Carnets d’Orient de Jacques Ferrandez
Pendant le premier confinement, l’année dernière, nous avons sympathisé avec les voisins d’en face en nous rencontrant chaque soir aux applaudissements pour le personnel hospitalier. Rapidement, passion lecture aidant, nous faisons échange de nos coups de cœur. Ils nous prêtent notamment “Djemilah”, premier tome d’une série intitulée “Carnets d’Orient” de Jacques Ferrandez.
La série s’intéresse à l’Algérie française, depuis sa colonisation en 1830 jusqu’aux débuts de la guerre de 1954. Je dois dire que je n’avais pas accroché, trouvant l’histoire poussive et le thème peu intéressant. Et puis, allez savoir, la sagesse gagnée à la faveur de ces différents confinements sans doute, fortement aidée par ailleurs par la multiplication des recommandations pointant cette série comme un chef d’oeuvre du 9è art, je me suis offert la première partie de l’intégrale. Quelle claque agréable à recevoir sur sa joue de sceptique ! Carnets d’Orient est bel et bien un chef d’oeuvre. Graphique tout d’abord : c’est travaillé, riche, beau, chaleureux. La quatrième de couverture évoque une influence Delacroix qui est sensible dans certaines pages, où cases de BDs classiques côtoient aquarelles insérées librement.
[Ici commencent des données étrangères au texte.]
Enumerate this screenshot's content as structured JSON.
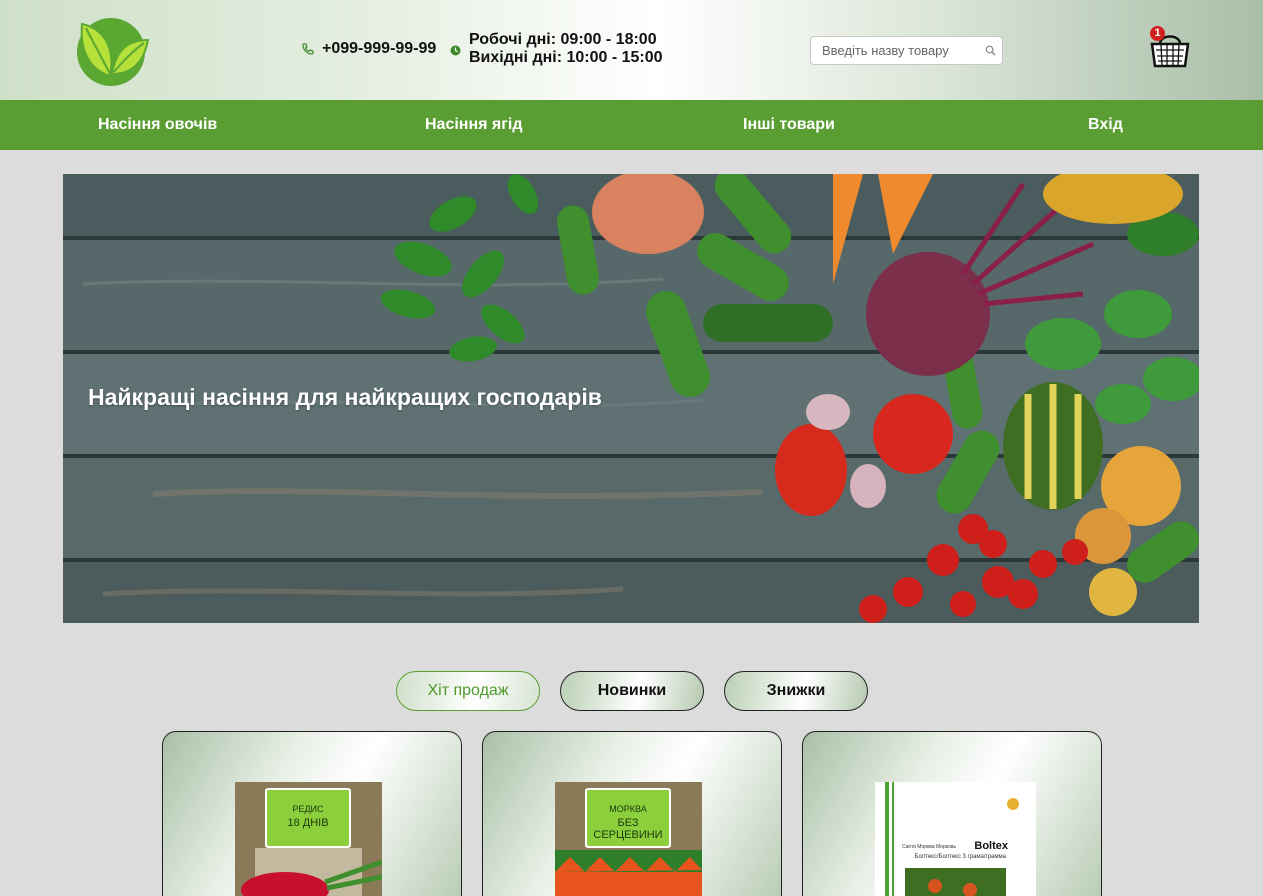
{
  "header": {
    "phone": "+099-999-99-99",
    "hours_weekdays": "Робочі дні: 09:00 - 18:00",
    "hours_weekend": "Вихідні дні: 10:00 - 15:00",
    "search_placeholder": "Введіть назву товару",
    "cart_count": "1",
    "icons": {
      "logo": "leaf-logo",
      "phone": "phone-icon",
      "clock": "clock-icon",
      "search": "search-icon",
      "cart": "basket-icon"
    }
  },
  "nav": {
    "items": [
      {
        "label": "Насіння овочів"
      },
      {
        "label": "Насіння ягід"
      },
      {
        "label": "Інші товари"
      },
      {
        "label": "Вхід"
      }
    ]
  },
  "hero": {
    "title": "Найкращі насіння для найкращих господарів"
  },
  "tabs": [
    {
      "label": "Хіт продаж",
      "active": true
    },
    {
      "label": "Новинки",
      "active": false
    },
    {
      "label": "Знижки",
      "active": false
    }
  ],
  "products": [
    {
      "label_line1": "РЕДИС",
      "label_line2": "18 ДНІВ"
    },
    {
      "label_line1": "МОРКВА",
      "label_line2": "БЕЗ СЕРЦЕВИНИ"
    },
    {
      "brand": "Boltex",
      "sub": "Болтекс/Болтекс 3 грама/грамма",
      "side_text": "Carrot Морква Морковь"
    }
  ],
  "colors": {
    "nav_green": "#5a9e33",
    "active_tab_text": "#4f9a2a",
    "badge_red": "#d41f1f",
    "page_bg": "#dcdcdc"
  }
}
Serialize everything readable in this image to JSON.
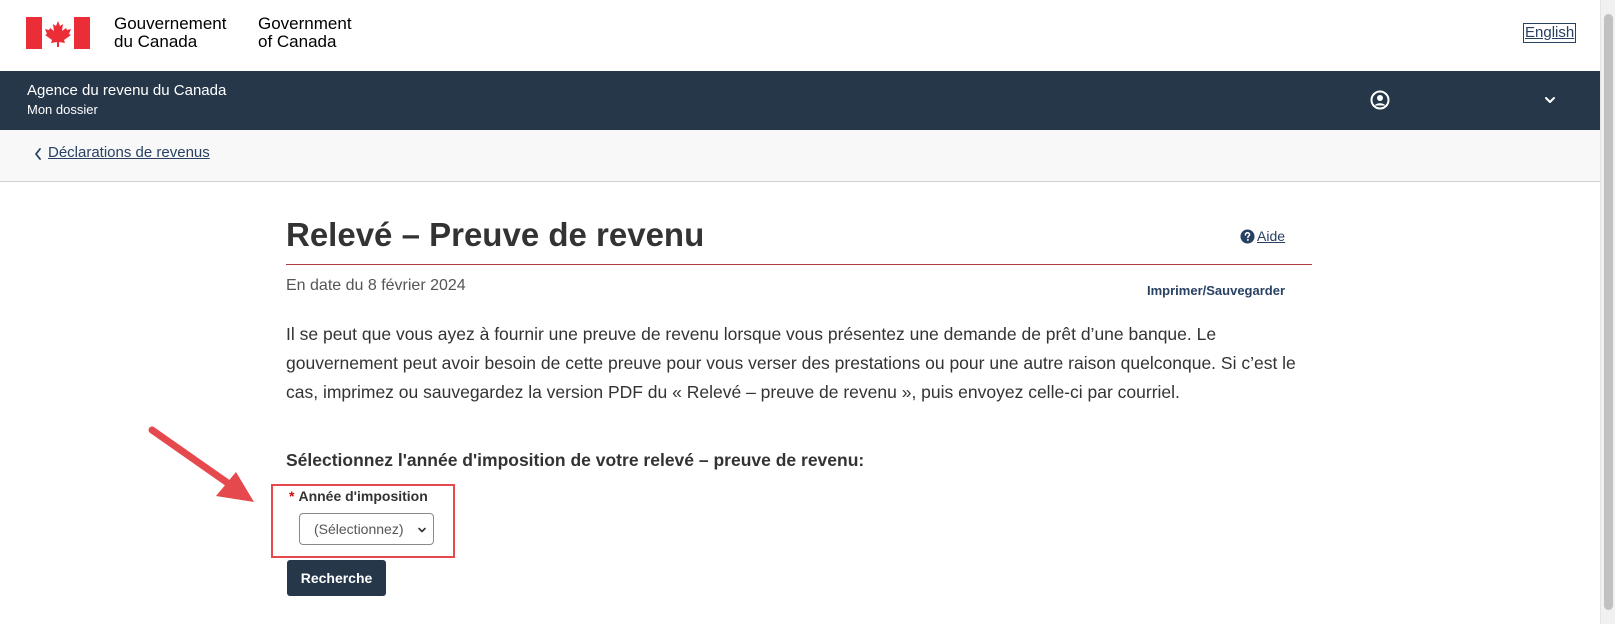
{
  "gov_header": {
    "fr_line1": "Gouvernement",
    "fr_line2": "du Canada",
    "en_line1": "Government",
    "en_line2": "of Canada",
    "language_toggle": "English"
  },
  "app_bar": {
    "agency": "Agence du revenu du Canada",
    "section": "Mon dossier",
    "account_icon": "account-circle-icon",
    "menu_icon": "chevron-down-icon"
  },
  "breadcrumb": {
    "back_label": "Déclarations de revenus"
  },
  "page": {
    "title": "Relevé – Preuve de revenu",
    "help_label": "Aide",
    "date_line": "En date du 8 février 2024",
    "print_label": "Imprimer/Sauvegarder",
    "intro": "Il se peut que vous ayez à fournir une preuve de revenu lorsque vous présentez une demande de prêt d’une banque. Le gouvernement peut avoir besoin de cette preuve pour vous verser des prestations ou pour une autre raison quelconque. Si c’est le cas, imprimez ou sauvegardez la version PDF du « Relevé – preuve de revenu », puis envoyez celle-ci par courriel.",
    "select_heading": "Sélectionnez l'année d'imposition de votre relevé – preuve de revenu:"
  },
  "form": {
    "required_marker": "*",
    "year_label": "Année d'imposition",
    "year_selected": "(Sélectionnez)",
    "search_button": "Recherche"
  },
  "colors": {
    "header_bg": "#26374a",
    "flag_red": "#eb2d37",
    "link": "#284162",
    "title_rule": "#af3c43",
    "annotation": "#e5484d"
  }
}
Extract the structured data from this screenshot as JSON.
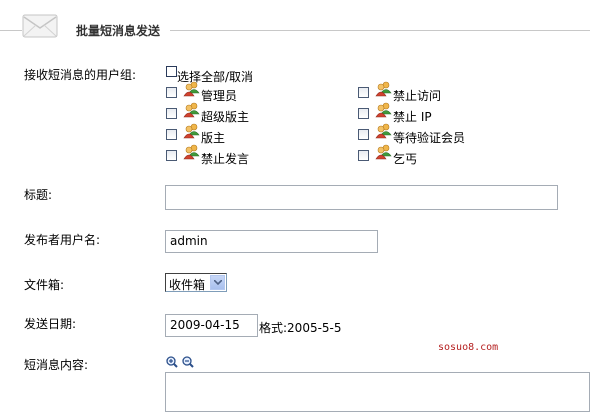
{
  "header": {
    "title": "批量短消息发送",
    "icon": "envelope-icon"
  },
  "recipients": {
    "label": "接收短消息的用户组:",
    "select_all_label": "选择全部/取消",
    "groups": [
      {
        "label": "管理员",
        "checked": false,
        "icon": "user-group-icon"
      },
      {
        "label": "禁止访问",
        "checked": false,
        "icon": "user-group-icon"
      },
      {
        "label": "超级版主",
        "checked": false,
        "icon": "user-group-icon"
      },
      {
        "label": "禁止 IP",
        "checked": false,
        "icon": "user-group-icon"
      },
      {
        "label": "版主",
        "checked": false,
        "icon": "user-group-icon"
      },
      {
        "label": "等待验证会员",
        "checked": false,
        "icon": "user-group-icon"
      },
      {
        "label": "禁止发言",
        "checked": false,
        "icon": "user-group-icon"
      },
      {
        "label": "乞丐",
        "checked": false,
        "icon": "user-group-icon"
      }
    ]
  },
  "title_field": {
    "label": "标题:",
    "value": ""
  },
  "sender_field": {
    "label": "发布者用户名:",
    "value": "admin"
  },
  "folder_field": {
    "label": "文件箱:",
    "selected": "收件箱"
  },
  "date_field": {
    "label": "发送日期:",
    "value": "2009-04-15",
    "format_hint": "格式:2005-5-5"
  },
  "content_field": {
    "label": "短消息内容:",
    "zoom_in_icon": "zoom-in-icon",
    "zoom_out_icon": "zoom-out-icon"
  },
  "watermark": "sosuo8.com"
}
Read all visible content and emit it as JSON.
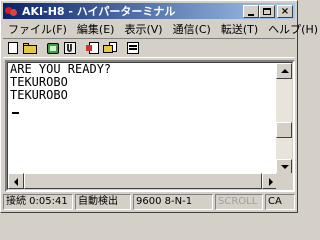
{
  "window": {
    "title": "AKI-H8 - ハイパーターミナル",
    "min_glyph": "",
    "max_glyph": "",
    "close_glyph": "×"
  },
  "menu": {
    "items": [
      "ファイル(F)",
      "編集(E)",
      "表示(V)",
      "通信(C)",
      "転送(T)",
      "ヘルプ(H)"
    ]
  },
  "toolbar": {
    "icons": [
      "new-connection-icon",
      "open-icon",
      "connect-icon",
      "disconnect-icon",
      "send-icon",
      "receive-icon",
      "properties-icon"
    ]
  },
  "terminal": {
    "lines": [
      "ARE YOU READY?",
      "TEKUROBO",
      "TEKUROBO",
      ""
    ]
  },
  "status": {
    "time": "接続 0:05:41",
    "detect": "自動検出",
    "settings": "9600 8-N-1",
    "scroll": "SCROLL",
    "caps": "CA"
  },
  "colors": {
    "title_start": "#0a246a",
    "title_end": "#a6caf0",
    "chrome": "#d4d0c8"
  }
}
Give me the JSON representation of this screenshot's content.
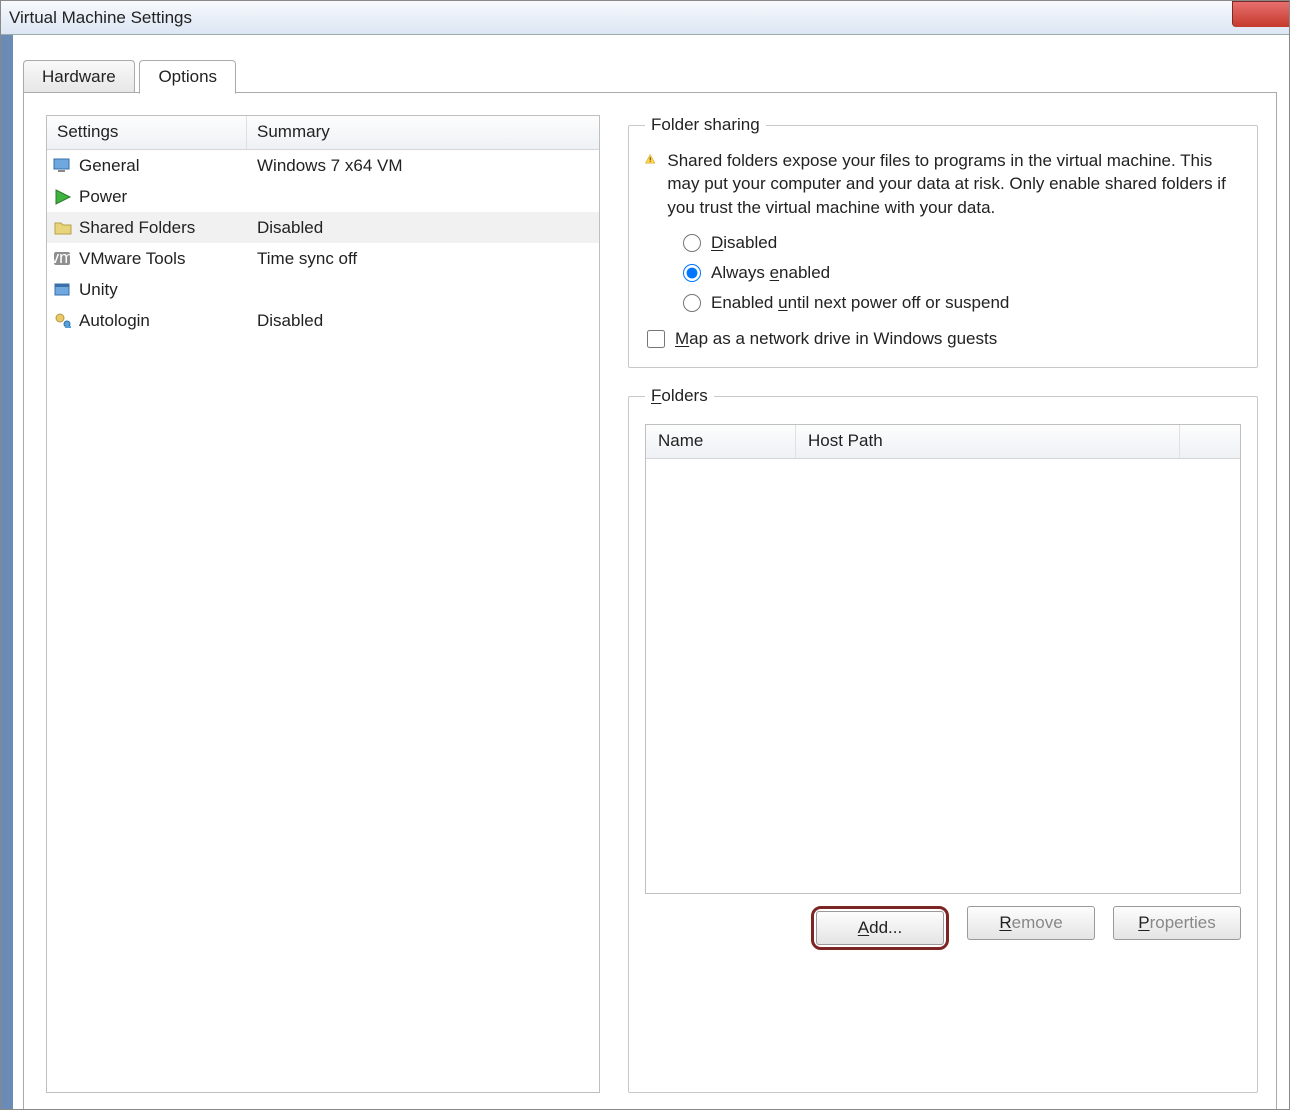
{
  "window": {
    "title": "Virtual Machine Settings"
  },
  "tabs": {
    "hardware": "Hardware",
    "options": "Options",
    "active": "Options"
  },
  "list": {
    "head_settings": "Settings",
    "head_summary": "Summary",
    "rows": [
      {
        "name": "General",
        "summary": "Windows 7 x64 VM"
      },
      {
        "name": "Power",
        "summary": ""
      },
      {
        "name": "Shared Folders",
        "summary": "Disabled"
      },
      {
        "name": "VMware Tools",
        "summary": "Time sync off"
      },
      {
        "name": "Unity",
        "summary": ""
      },
      {
        "name": "Autologin",
        "summary": "Disabled"
      }
    ]
  },
  "sharing": {
    "legend": "Folder sharing",
    "warning": "Shared folders expose your files to programs in the virtual machine. This may put your computer and your data at risk. Only enable shared folders if you trust the virtual machine with your data.",
    "opt_disabled": "Disabled",
    "opt_always": "Always enabled",
    "opt_until": "Enabled until next power off or suspend",
    "selected": "always",
    "map_label": "Map as a network drive in Windows guests",
    "map_checked": false
  },
  "folders": {
    "legend": "Folders",
    "col_name": "Name",
    "col_path": "Host Path",
    "rows": []
  },
  "buttons": {
    "add": "Add...",
    "remove": "Remove",
    "properties": "Properties"
  }
}
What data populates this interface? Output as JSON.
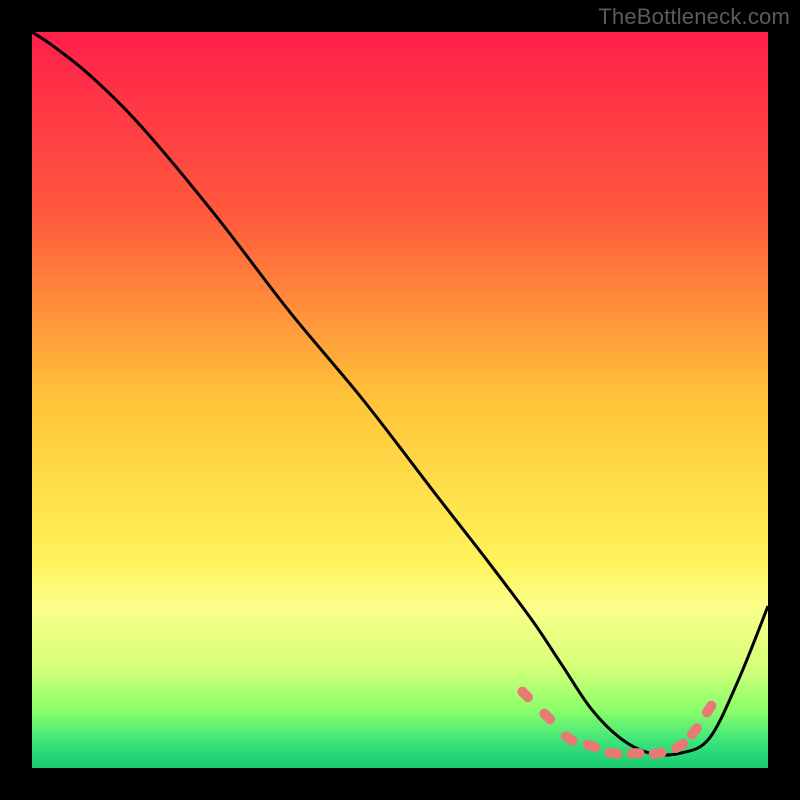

Narratif ensuite : les décennies s’enchaînent et mettent en scène au cours d’histoires – entretenant entre elles un lien distant mais finalement clé – la succession des générations de populations indigènes et colonisatrices, la complexité et la nuance des relations que tout ce beau monde entretient, la beauté et la violence d’une terre qui divise. L’auteur a commencé sa série voilà plus de 30 ans et on sent qu’il y a mis du cœur !
Et y’a même un podcast récent où il raconte sa saga et la suite qui vient de sortir, qui s’intéresse à la fin de la guerre, les accords d’Evian et aujourd’hui.